The Court also considered if the instruction that the jury could convict if Chastain “conducted himself in a manner that departed from traditional notions of fundamental honesty and fair play in the general and business life of society” was prejudicial error. In concluding that it was, the court held that the legal standard was incorrect and allowed the jury to improperly convict based on the government’s “view of integrity” in business conduct rather than the misappropriation of “property rights only.” It added that under such a standard, “‘almost any deceptive act could be criminal’” (quoting Ciminelli).
Chastain is the latest decision to impose limitations on prosecutors’ use of the federal wire fraud statute after two recent Supreme Court decisions set the stage. In Kelly v. United States, 590 U.S. 391 (2020), the Supreme Court held that, for purposes of the federal wire fraud statute, the subject property must be an “object of the fraud,” not an “incidental byproduct of the scheme.” In Ciminelli, the Supreme Court rejected the Second Circuit’s longstanding “right to control” theory of fraud, which had enabled prosecutors to argue that a right to valuable economic information needed to make discretionary economic decisions was property protected by 18 U.S.C. § 1343. Collectively, these decisions represent a return to core principles, requiring that for fraud to be actionable it must entail the intentional deprivation of a victim’s valuable property.

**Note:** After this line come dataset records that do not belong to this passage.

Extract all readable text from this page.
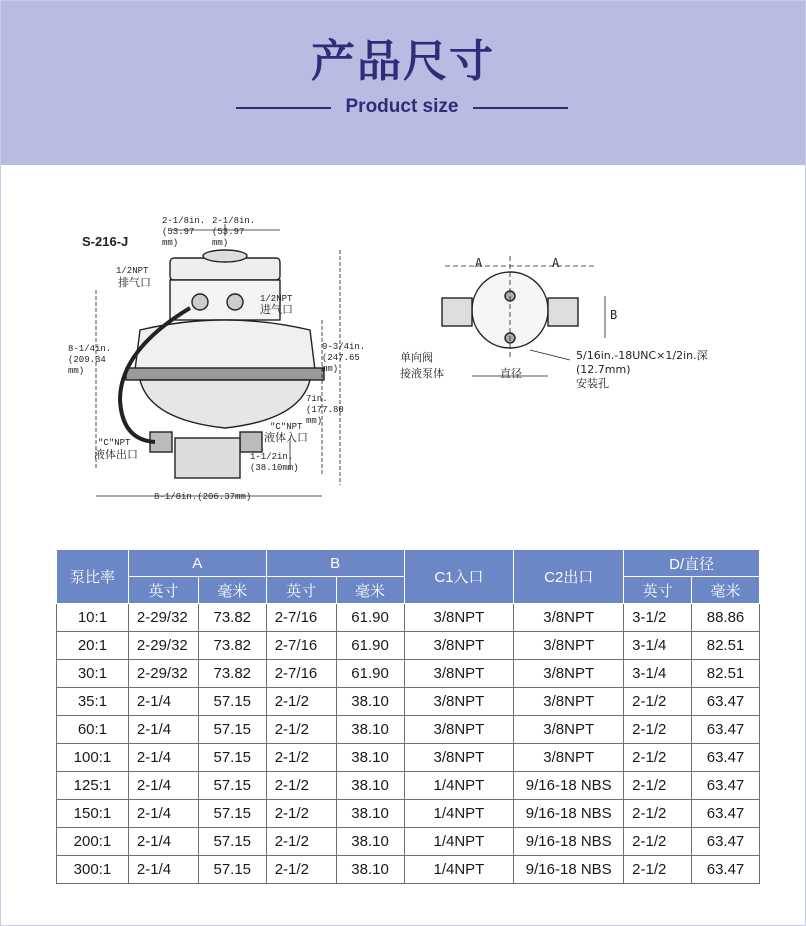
产品尺寸
Product size
S-216-J
2-1/8in.
(53.97
mm)
2-1/8in.
(53.97
mm)
1/2NPT
排气口
1/2NPT
进气口
8-1/4in.
(209.34
mm)
9-3/4in.
(247.65
mm)
7in.
(177.80
mm)
"C"NPT
液体入口
"C"NPT
液体出口	1-1/2in.
(38.10mm)
8-1/8in.(206.37mm)
A	A
B
单向阀
接液泵体	直径
5/16in.-18UNC×1/2in.深
(12.7mm)
安装孔
泵比率	A		B		C1入口	C2出口	D/直径	
	英寸	毫米	英寸	毫米			英寸	毫米
10:1	2-29/32	73.82	2-7/16	61.90	3/8NPT	3/8NPT	3-1/2	88.86
20:1	2-29/32	73.82	2-7/16	61.90	3/8NPT	3/8NPT	3-1/4	82.51
30:1	2-29/32	73.82	2-7/16	61.90	3/8NPT	3/8NPT	3-1/4	82.51
35:1	2-1/4	57.15	2-1/2	38.10	3/8NPT	3/8NPT	2-1/2	63.47
60:1	2-1/4	57.15	2-1/2	38.10	3/8NPT	3/8NPT	2-1/2	63.47
100:1	2-1/4	57.15	2-1/2	38.10	3/8NPT	3/8NPT	2-1/2	63.47
125:1	2-1/4	57.15	2-1/2	38.10	1/4NPT	9/16-18 NBS	2-1/2	63.47
150:1	2-1/4	57.15	2-1/2	38.10	1/4NPT	9/16-18 NBS	2-1/2	63.47
200:1	2-1/4	57.15	2-1/2	38.10	1/4NPT	9/16-18 NBS	2-1/2	63.47
300:1	2-1/4	57.15	2-1/2	38.10	1/4NPT	9/16-18 NBS	2-1/2	63.47
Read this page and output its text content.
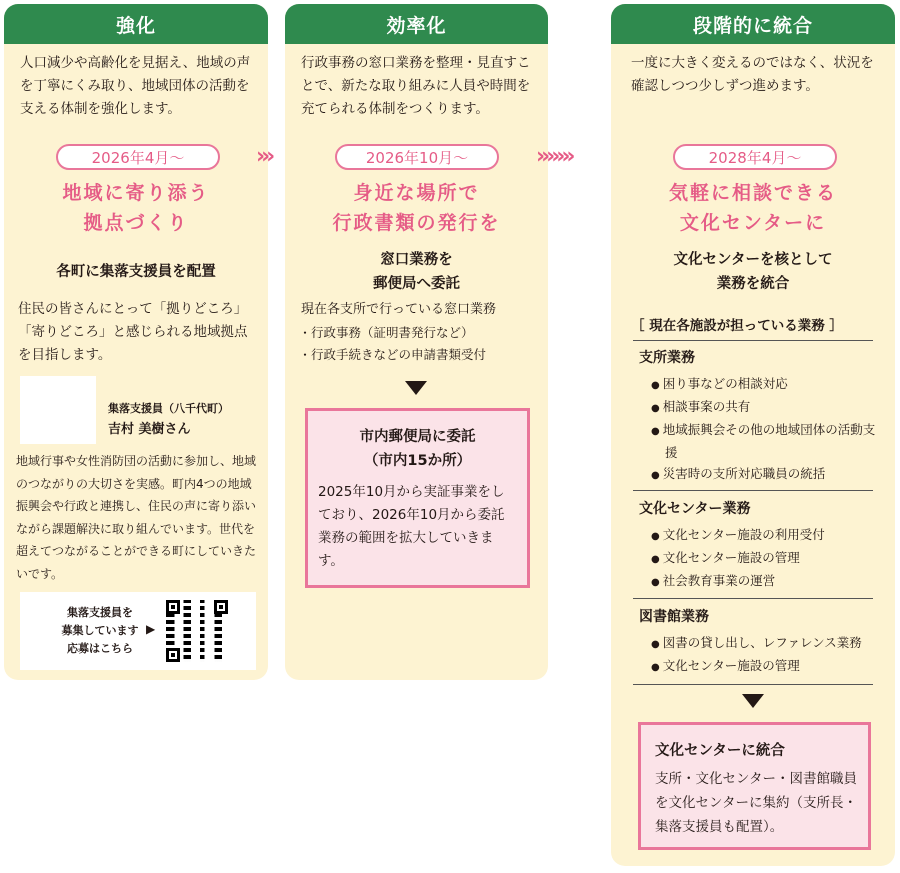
強化
人口減少や高齢化を見据え、地域の声を丁寧にくみ取り、地域団体の活動を支える体制を強化します。
2026年4月～
地域に寄り添う
拠点づくり
各町に集落支援員を配置
住民の皆さんにとって「拠りどころ」「寄りどころ」と感じられる地域拠点を目指します。
集落支援員（八千代町）
吉村 美樹さん
地域行事や女性消防団の活動に参加し、地域のつながりの大切さを実感。町内4つの地域振興会や行政と連携し、住民の声に寄り添いながら課題解決に取り組んでいます。世代を超えてつながることができる町にしていきたいです。
集落支援員を
募集しています
応募はこちら
▶
›››
効率化
行政事務の窓口業務を整理・見直すことで、新たな取り組みに人員や時間を充てられる体制をつくります。
2026年10月～
身近な場所で
行政書類の発行を
窓口業務を
郵便局へ委託
現在各支所で行っている窓口業務
・ 行政事務（証明書発行など）
・ 行政手続きなどの申請書類受付
市内郵便局に委託
（市内15か所）
2025年10月から実証事業をしており、2026年10月から委託業務の範囲を拡大していきます。
›››››››
段階的に統合
一度に大きく変えるのではなく、状況を確認しつつ少しずつ進めます。
2028年4月～
気軽に相談できる
文化センターに
文化センターを核として
業務を統合
［ 現在各施設が担っている業務 ］
支所業務
● 困り事などの相談対応
● 相談事案の共有
● 地域振興会その他の地域団体の活動支援
● 災害時の支所対応職員の統括
文化センター業務
● 文化センター施設の利用受付
● 文化センター施設の管理
● 社会教育事業の運営
図書館業務
● 図書の貸し出し、レファレンス業務
● 文化センター施設の管理
文化センターに統合
支所・文化センター・図書館職員を文化センターに集約（支所長・集落支援員も配置）。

With NFTs taking center stage in Chastain, the decision matters for the crypto industry, too. Some experts hypothesized that prosecutors would turn to the federal wire fraud statute to crack down on insider trading in the space since United States Department of Justice policy now directs prosecutors not to pursue securities or commodities fraud charges that would require litigating whether the digital asset is a security or a commodity and the Securities and Exchange Commission embarks on its ambitious “Project Crypto” to develop a new regulatory framework. Chastain serves as another check on prosecutorial creativity when using the federal wire fraud statute to police crypto.
Notably, the decision in Chastain was not unanimous. The dissenting judge read the case law differently and called the majority’s decision a “novel addition to our law” that “ignores unambiguous and binding Second Circuit and Supreme Court precedents which hold that confidential business information, standing alone and without any separate showing of commercial value, is properly considered property for purposes of the wire fraud statute.” Nonetheless, the majority decision in Chastain means that prosecutors in the influential Second Circuit will have to navigate yet another limitation on their go-to fraud fighting statute.